NB Neither Scotland or Ireland have ever won Miss Universe.
5. We spend a fortune on sunscreen
…and the best we can hope for is an Even Pink, after spending days lying on a sun-lounger.
6. Meh colours suit us best
Brown and beige and pea green all look particularly fetching on a redhead. Pinks and red and yellow don’t – but hell, that doesn’t stop me
7. There are tons of inspirational gingers
…including Elizabeth I, Vincent Van Gogh, Damien Lewis, Nicole Kidman, Prince Harry, Julianne Moore and, ermm Bonny Langford. Wiki has a whole PAGE dedicated to them.
8. Some people CHOOSE to be ginger
30% of women who dye their hair at home opt for a red shade. Famous dyed gingers include Rita Hayworth, Lucille Ball, Emma Stone, Cynthian Nixon and Christine Hendricks.
9. Gingers might become extinct
It’s that old pesky Climate Change again! Red hair doesn’t adapt to warm climates, so as the world warms up there could be a decline in the number of people with red hair. And then you’ll be sorry – won’t you!
10. There are special gifts for gingers
…like this rather ginger-tastic Colour Me Ginger Book
11. Redheads Can Help You Win The Lottery
…if you are Polish and you pass 3 redheads in a row you will win the lottery. Fact.
12. I can’t think of No. 12 but I’m sure there is one.
So in closing, I have a message for all Non-Gingers…
THINK TWICE before you ridicule another ginger
THINK TWICE before you crack another Ginger joke along the lines of….
Q: What’s the difference between a ginger and a vampire?
A: One is a pale, bloodsucking creature that avoids the sun. The other is a vampire.

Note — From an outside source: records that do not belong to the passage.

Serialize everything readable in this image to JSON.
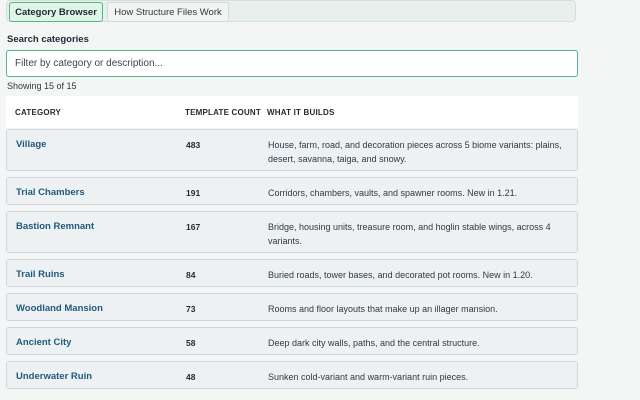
{
  "tabs": [
    {
      "label": "Category Browser",
      "active": true
    },
    {
      "label": "How Structure Files Work",
      "active": false
    }
  ],
  "search": {
    "label": "Search categories",
    "placeholder": "Filter by category or description..."
  },
  "results": {
    "count_text": "Showing 15 of 15"
  },
  "table": {
    "headers": {
      "category": "CATEGORY",
      "count": "TEMPLATE COUNT",
      "what": "WHAT IT BUILDS"
    },
    "rows": [
      {
        "name": "Village",
        "count": "483",
        "description": "House, farm, road, and decoration pieces across 5 biome variants: plains, desert, savanna, taiga, and snowy."
      },
      {
        "name": "Trial Chambers",
        "count": "191",
        "description": "Corridors, chambers, vaults, and spawner rooms. New in 1.21."
      },
      {
        "name": "Bastion Remnant",
        "count": "167",
        "description": "Bridge, housing units, treasure room, and hoglin stable wings, across 4 variants."
      },
      {
        "name": "Trail Ruins",
        "count": "84",
        "description": "Buried roads, tower bases, and decorated pot rooms. New in 1.20."
      },
      {
        "name": "Woodland Mansion",
        "count": "73",
        "description": "Rooms and floor layouts that make up an illager mansion."
      },
      {
        "name": "Ancient City",
        "count": "58",
        "description": "Deep dark city walls, paths, and the central structure."
      },
      {
        "name": "Underwater Ruin",
        "count": "48",
        "description": "Sunken cold-variant and warm-variant ruin pieces."
      }
    ]
  },
  "colors": {
    "accent": "#52b788",
    "link": "#1f5a7a",
    "row_bg": "#eef1f4"
  }
}
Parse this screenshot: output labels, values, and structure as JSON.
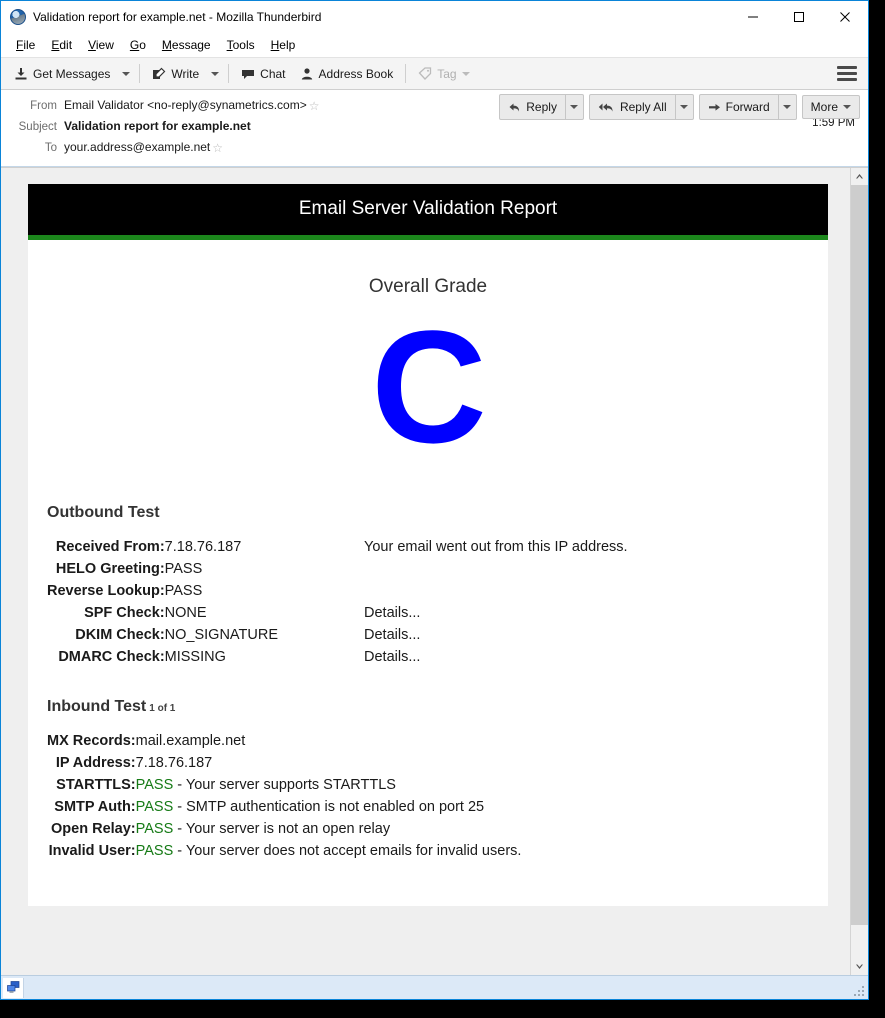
{
  "window": {
    "title": "Validation report for example.net - Mozilla Thunderbird",
    "app_icon": "thunderbird-icon",
    "controls": {
      "minimize": "minimize-icon",
      "maximize": "maximize-icon",
      "close": "close-icon"
    }
  },
  "menubar": {
    "items": [
      {
        "label": "File",
        "access_key": "F"
      },
      {
        "label": "Edit",
        "access_key": "E"
      },
      {
        "label": "View",
        "access_key": "V"
      },
      {
        "label": "Go",
        "access_key": "G"
      },
      {
        "label": "Message",
        "access_key": "M"
      },
      {
        "label": "Tools",
        "access_key": "T"
      },
      {
        "label": "Help",
        "access_key": "H"
      }
    ]
  },
  "toolbar": {
    "get_messages": "Get Messages",
    "write": "Write",
    "chat": "Chat",
    "address_book": "Address Book",
    "tag": "Tag",
    "menu_button": "app-menu-icon"
  },
  "message_header": {
    "from_label": "From",
    "from_value": "Email Validator <no-reply@synametrics.com>",
    "subject_label": "Subject",
    "subject_value": "Validation report for example.net",
    "to_label": "To",
    "to_value": "your.address@example.net",
    "time": "1:59 PM",
    "actions": {
      "reply": "Reply",
      "reply_all": "Reply All",
      "forward": "Forward",
      "more": "More"
    }
  },
  "report": {
    "title": "Email Server Validation Report",
    "accent_color": "#1c871c",
    "grade_label": "Overall Grade",
    "grade_value": "C",
    "grade_color": "#0000ff",
    "outbound": {
      "heading": "Outbound Test",
      "rows": [
        {
          "label": "Received From:",
          "value": "7.18.76.187",
          "value_type": "plain",
          "note": "Your email went out from this IP address.",
          "details": ""
        },
        {
          "label": "HELO Greeting:",
          "value": "PASS",
          "value_type": "pass",
          "note": "",
          "details": ""
        },
        {
          "label": "Reverse Lookup:",
          "value": "PASS",
          "value_type": "pass",
          "note": "",
          "details": ""
        },
        {
          "label": "SPF Check:",
          "value": "NONE",
          "value_type": "plain",
          "note": "",
          "details": "Details..."
        },
        {
          "label": "DKIM Check:",
          "value": "NO_SIGNATURE",
          "value_type": "plain",
          "note": "",
          "details": "Details..."
        },
        {
          "label": "DMARC Check:",
          "value": "MISSING",
          "value_type": "plain",
          "note": "",
          "details": "Details..."
        }
      ]
    },
    "inbound": {
      "heading": "Inbound Test",
      "counter": "1 of 1",
      "rows": [
        {
          "label": "MX Records:",
          "value": "mail.example.net",
          "value_type": "plain",
          "note": ""
        },
        {
          "label": "IP Address:",
          "value": "7.18.76.187",
          "value_type": "plain",
          "note": ""
        },
        {
          "label": "STARTTLS:",
          "value": "PASS",
          "value_type": "pass",
          "note": " - Your server supports STARTTLS"
        },
        {
          "label": "SMTP Auth:",
          "value": "PASS",
          "value_type": "pass",
          "note": " - SMTP authentication is not enabled on port 25"
        },
        {
          "label": "Open Relay:",
          "value": "PASS",
          "value_type": "pass",
          "note": " - Your server is not an open relay"
        },
        {
          "label": "Invalid User:",
          "value": "PASS",
          "value_type": "pass",
          "note": " - Your server does not accept emails for invalid users."
        }
      ]
    }
  },
  "scrollbar": {
    "up_arrow": "chevron-up-icon",
    "down_arrow": "chevron-down-icon"
  },
  "statusbar": {
    "icon": "connection-icon",
    "text": ""
  }
}
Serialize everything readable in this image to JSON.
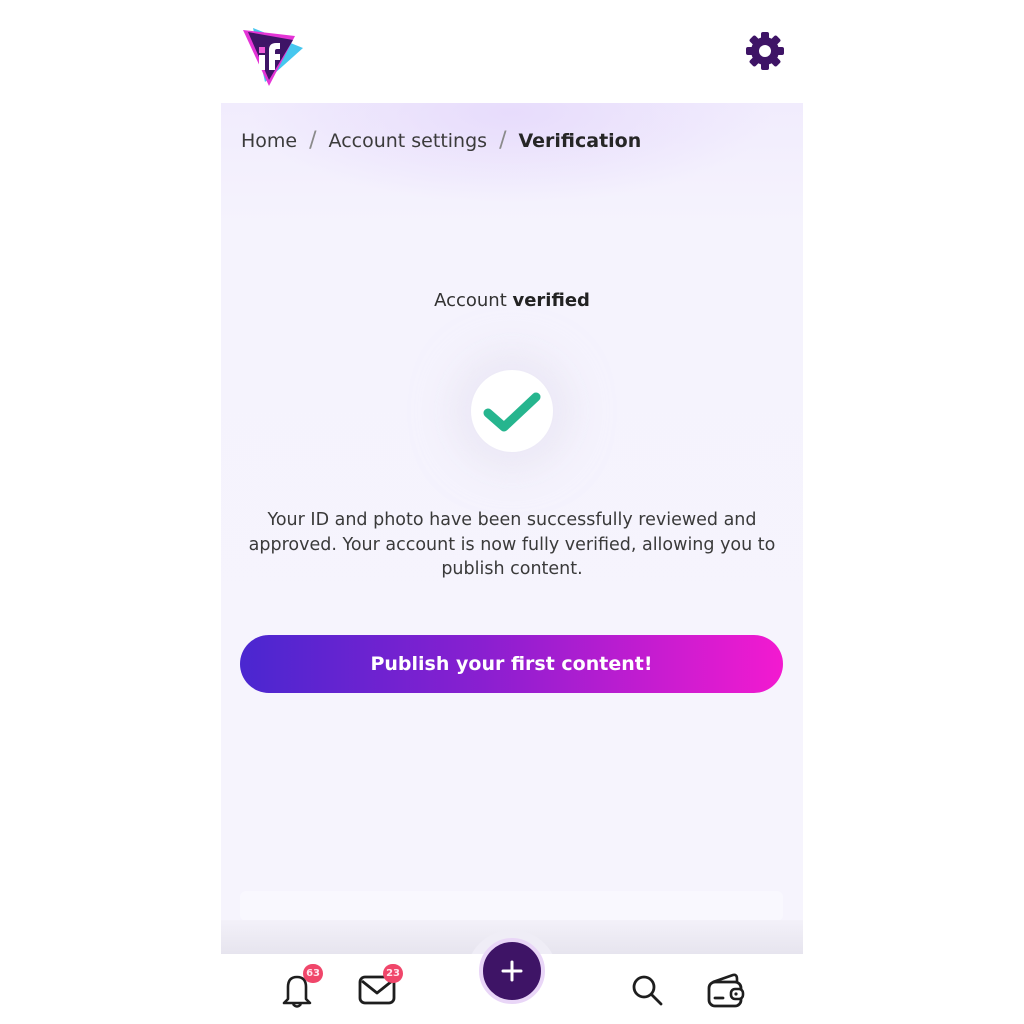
{
  "header": {
    "logo_text": "iF",
    "settings_icon": "gear-icon"
  },
  "breadcrumb": {
    "items": [
      "Home",
      "Account settings"
    ],
    "separator": "/",
    "current": "Verification"
  },
  "status": {
    "prefix": "Account ",
    "emphasis": "verified",
    "icon": "check-icon"
  },
  "description": "Your ID and photo have been successfully reviewed and approved. Your account is now fully verified, allowing you to publish content.",
  "cta": {
    "label": "Publish your first content!"
  },
  "bottom_nav": {
    "notifications": {
      "icon": "bell-icon",
      "badge": "63"
    },
    "messages": {
      "icon": "mail-icon",
      "badge": "23"
    },
    "create": {
      "icon": "plus-icon"
    },
    "search": {
      "icon": "search-icon"
    },
    "wallet": {
      "icon": "wallet-icon"
    }
  },
  "colors": {
    "brand_dark": "#3e1466",
    "check_green": "#26b58e",
    "badge_red": "#f0466a",
    "cta_gradient_start": "#4a27d0",
    "cta_gradient_end": "#f31ad0"
  }
}
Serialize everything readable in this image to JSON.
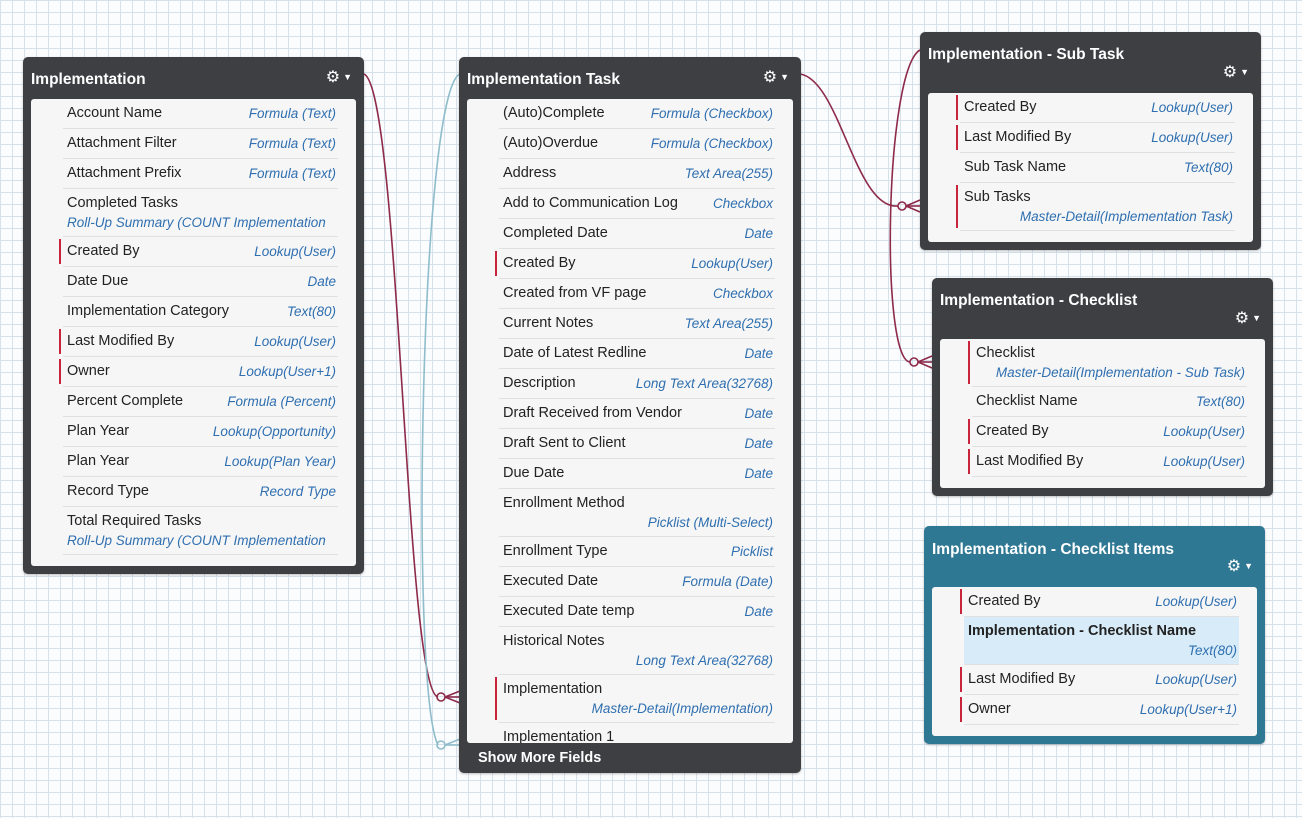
{
  "objects": [
    {
      "id": "implementation",
      "title": "Implementation",
      "fields": [
        {
          "name": "Account Name",
          "type": "Formula (Text)",
          "required": false
        },
        {
          "name": "Attachment Filter",
          "type": "Formula (Text)",
          "required": false
        },
        {
          "name": "Attachment Prefix",
          "type": "Formula (Text)",
          "required": false
        },
        {
          "name": "Completed Tasks",
          "type": "Roll-Up Summary (COUNT Implementation",
          "required": false,
          "two_line": true,
          "left_type": true
        },
        {
          "name": "Created By",
          "type": "Lookup(User)",
          "required": true
        },
        {
          "name": "Date Due",
          "type": "Date",
          "required": false
        },
        {
          "name": "Implementation Category",
          "type": "Text(80)",
          "required": false
        },
        {
          "name": "Last Modified By",
          "type": "Lookup(User)",
          "required": true
        },
        {
          "name": "Owner",
          "type": "Lookup(User+1)",
          "required": true
        },
        {
          "name": "Percent Complete",
          "type": "Formula (Percent)",
          "required": false
        },
        {
          "name": "Plan Year",
          "type": "Lookup(Opportunity)",
          "required": false
        },
        {
          "name": "Plan Year",
          "type": "Lookup(Plan Year)",
          "required": false
        },
        {
          "name": "Record Type",
          "type": "Record Type",
          "required": false
        },
        {
          "name": "Total Required Tasks",
          "type": "Roll-Up Summary (COUNT Implementation",
          "required": false,
          "two_line": true,
          "left_type": true
        }
      ]
    },
    {
      "id": "implementation-task",
      "title": "Implementation Task",
      "show_more": "Show More Fields",
      "fields": [
        {
          "name": "(Auto)Complete",
          "type": "Formula (Checkbox)",
          "required": false
        },
        {
          "name": "(Auto)Overdue",
          "type": "Formula (Checkbox)",
          "required": false
        },
        {
          "name": "Address",
          "type": "Text Area(255)",
          "required": false
        },
        {
          "name": "Add to Communication Log",
          "type": "Checkbox",
          "required": false
        },
        {
          "name": "Completed Date",
          "type": "Date",
          "required": false
        },
        {
          "name": "Created By",
          "type": "Lookup(User)",
          "required": true
        },
        {
          "name": "Created from VF page",
          "type": "Checkbox",
          "required": false
        },
        {
          "name": "Current Notes",
          "type": "Text Area(255)",
          "required": false
        },
        {
          "name": "Date of Latest Redline",
          "type": "Date",
          "required": false
        },
        {
          "name": "Description",
          "type": "Long Text Area(32768)",
          "required": false
        },
        {
          "name": "Draft Received from Vendor",
          "type": "Date",
          "required": false
        },
        {
          "name": "Draft Sent to Client",
          "type": "Date",
          "required": false
        },
        {
          "name": "Due Date",
          "type": "Date",
          "required": false
        },
        {
          "name": "Enrollment Method",
          "type": "Picklist (Multi-Select)",
          "required": false,
          "two_line": true
        },
        {
          "name": "Enrollment Type",
          "type": "Picklist",
          "required": false
        },
        {
          "name": "Executed Date",
          "type": "Formula (Date)",
          "required": false
        },
        {
          "name": "Executed Date temp",
          "type": "Date",
          "required": false
        },
        {
          "name": "Historical Notes",
          "type": "Long Text Area(32768)",
          "required": false,
          "two_line": true
        },
        {
          "name": "Implementation",
          "type": "Master-Detail(Implementation)",
          "required": true,
          "two_line": true
        },
        {
          "name": "Implementation 1",
          "type": "",
          "required": false
        }
      ]
    },
    {
      "id": "implementation-sub-task",
      "title": "Implementation - Sub Task",
      "fields": [
        {
          "name": "Created By",
          "type": "Lookup(User)",
          "required": true
        },
        {
          "name": "Last Modified By",
          "type": "Lookup(User)",
          "required": true
        },
        {
          "name": "Sub Task Name",
          "type": "Text(80)",
          "required": false
        },
        {
          "name": "Sub Tasks",
          "type": "Master-Detail(Implementation Task)",
          "required": true,
          "two_line": true
        }
      ]
    },
    {
      "id": "implementation-checklist",
      "title": "Implementation - Checklist",
      "fields": [
        {
          "name": "Checklist",
          "type": "Master-Detail(Implementation - Sub Task)",
          "required": true,
          "two_line": true
        },
        {
          "name": "Checklist Name",
          "type": "Text(80)",
          "required": false
        },
        {
          "name": "Created By",
          "type": "Lookup(User)",
          "required": true
        },
        {
          "name": "Last Modified By",
          "type": "Lookup(User)",
          "required": true
        }
      ]
    },
    {
      "id": "implementation-checklist-items",
      "title": "Implementation - Checklist Items",
      "selected": true,
      "fields": [
        {
          "name": "Created By",
          "type": "Lookup(User)",
          "required": true
        },
        {
          "name": "Implementation - Checklist Name",
          "type": "Text(80)",
          "required": false,
          "two_line": true,
          "highlight": true
        },
        {
          "name": "Last Modified By",
          "type": "Lookup(User)",
          "required": true
        },
        {
          "name": "Owner",
          "type": "Lookup(User+1)",
          "required": true
        }
      ]
    }
  ],
  "icons": {
    "gear": "gear-icon",
    "caret": "caret-down-icon"
  },
  "colors": {
    "card_header": "#3d3f43",
    "selected_header": "#2f7894",
    "required_marker": "#c8253c",
    "type_text": "#2f6fb0",
    "master_detail_line": "#8e2a4a",
    "lookup_line": "#8fbdcc"
  }
}
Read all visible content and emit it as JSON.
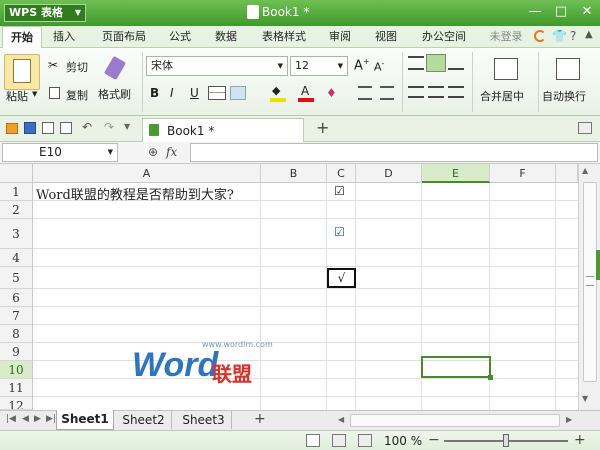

Q: Why are the Harry Potter films unrealistic?
A: A ginger kid has 2 friends!
Q: How many Ginger people does it take to change a lightbulb?
A: None. They prefer to sit in the dark.
Q: What do gingers look forward to later on in life?
A: Grey Hair
…OR on your head be it – for one day we GINGERS might just rise up in unison – one massive group of freckly, slippery (it’s all that sunscreen ) pale-ness – and take revenge on all the ginger-mockers.
On behalf of the 140 million gingers in the world, thank you for listening.